Wiki co morbidities

sdunaway1

Guru
Messages
138
Location
Hayden, ID
Best answers
0
Can someone please tell me when it is appropriate to code comorbidities for a specialist visit? We are being put on a lower fee schedule with Blue Cross of Idaho because we only code out what we treat . According to BCI, they want to see how sick our population is w additional dx codes if they are present and documented such as diabetes, htn etc......

We are a Neurosurgery office and have asked different sources how to code ICD 10 appropriately and have been given many contradicting answers stating that we should only code what we treat then we are also told that we need to include the co-morbidities even when we are seeing a patient for a specific reason. An example is- a patient with a disc that also has COPD that needs a hemilaminectomy and microdiscectomy to remove the disc problem.
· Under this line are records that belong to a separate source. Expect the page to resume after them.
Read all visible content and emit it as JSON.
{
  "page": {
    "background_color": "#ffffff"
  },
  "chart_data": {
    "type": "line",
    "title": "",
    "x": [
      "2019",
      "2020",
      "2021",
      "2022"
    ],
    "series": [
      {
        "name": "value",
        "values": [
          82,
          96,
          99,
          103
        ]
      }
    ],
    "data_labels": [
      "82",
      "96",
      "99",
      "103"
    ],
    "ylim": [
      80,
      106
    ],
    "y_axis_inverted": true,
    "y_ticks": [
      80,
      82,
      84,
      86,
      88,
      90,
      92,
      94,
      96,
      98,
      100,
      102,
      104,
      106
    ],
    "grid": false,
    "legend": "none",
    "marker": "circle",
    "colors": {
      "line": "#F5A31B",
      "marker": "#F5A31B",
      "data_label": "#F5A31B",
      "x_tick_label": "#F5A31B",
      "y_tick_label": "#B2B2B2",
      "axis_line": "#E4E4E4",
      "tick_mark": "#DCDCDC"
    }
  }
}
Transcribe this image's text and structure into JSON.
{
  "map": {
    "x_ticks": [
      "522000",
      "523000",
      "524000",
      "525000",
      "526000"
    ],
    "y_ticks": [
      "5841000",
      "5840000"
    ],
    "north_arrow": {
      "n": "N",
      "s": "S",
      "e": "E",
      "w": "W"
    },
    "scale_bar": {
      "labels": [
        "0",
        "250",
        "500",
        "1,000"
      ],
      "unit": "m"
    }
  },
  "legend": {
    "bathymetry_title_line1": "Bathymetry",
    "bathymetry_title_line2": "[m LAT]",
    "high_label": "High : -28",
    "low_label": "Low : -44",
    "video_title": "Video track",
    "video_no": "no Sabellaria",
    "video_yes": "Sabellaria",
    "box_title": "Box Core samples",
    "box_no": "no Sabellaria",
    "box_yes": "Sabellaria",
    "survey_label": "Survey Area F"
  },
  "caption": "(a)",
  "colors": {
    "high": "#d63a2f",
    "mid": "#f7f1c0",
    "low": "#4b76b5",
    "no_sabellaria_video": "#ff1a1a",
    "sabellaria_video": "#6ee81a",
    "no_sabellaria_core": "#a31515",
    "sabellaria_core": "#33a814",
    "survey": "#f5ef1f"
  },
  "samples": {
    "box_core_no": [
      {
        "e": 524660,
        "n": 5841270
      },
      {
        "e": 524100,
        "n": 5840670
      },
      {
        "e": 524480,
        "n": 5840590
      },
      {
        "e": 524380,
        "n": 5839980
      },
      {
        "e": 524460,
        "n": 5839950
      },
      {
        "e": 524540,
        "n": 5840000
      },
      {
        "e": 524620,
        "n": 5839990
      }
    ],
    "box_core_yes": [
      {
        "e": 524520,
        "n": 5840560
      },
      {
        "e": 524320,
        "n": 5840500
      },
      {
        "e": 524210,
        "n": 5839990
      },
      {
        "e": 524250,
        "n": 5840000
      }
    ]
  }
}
We would normally code this as 99205-57 M51.16. Should we add J44.9 for COPD?

Please help !!!!!

Thank you,

Stephanie
 
The ICD-10 guidelines instruct to report "all documented conditions that coexist at the time of the encounter/visit, and require or affect patient care treatment or management" so you should be including diagnosis codes for any conditions that the providers document as playing a role in their treatment plan for the patient - it doesn't have to be a condition that they are treating, but if they are having to take that condition into consideration for management of the patient, then it should be reported.

Comorbidities and chronic conditions definitely do affect treatment decisions that providers have to make when planning a surgery (especially something such as significant as COPD which will affect the level of risk, anesthesia, post-operative medications, etc.) but if your providers' documentation does not reflect this and it is causing your reimbursement to be lower as a result, then you may need to conduct some education with the providers to ensure that their documentation is adequately representing the true complexity of their patients so that you can code appropriately and get the level of payment that compensates for the level of work the providers are doing.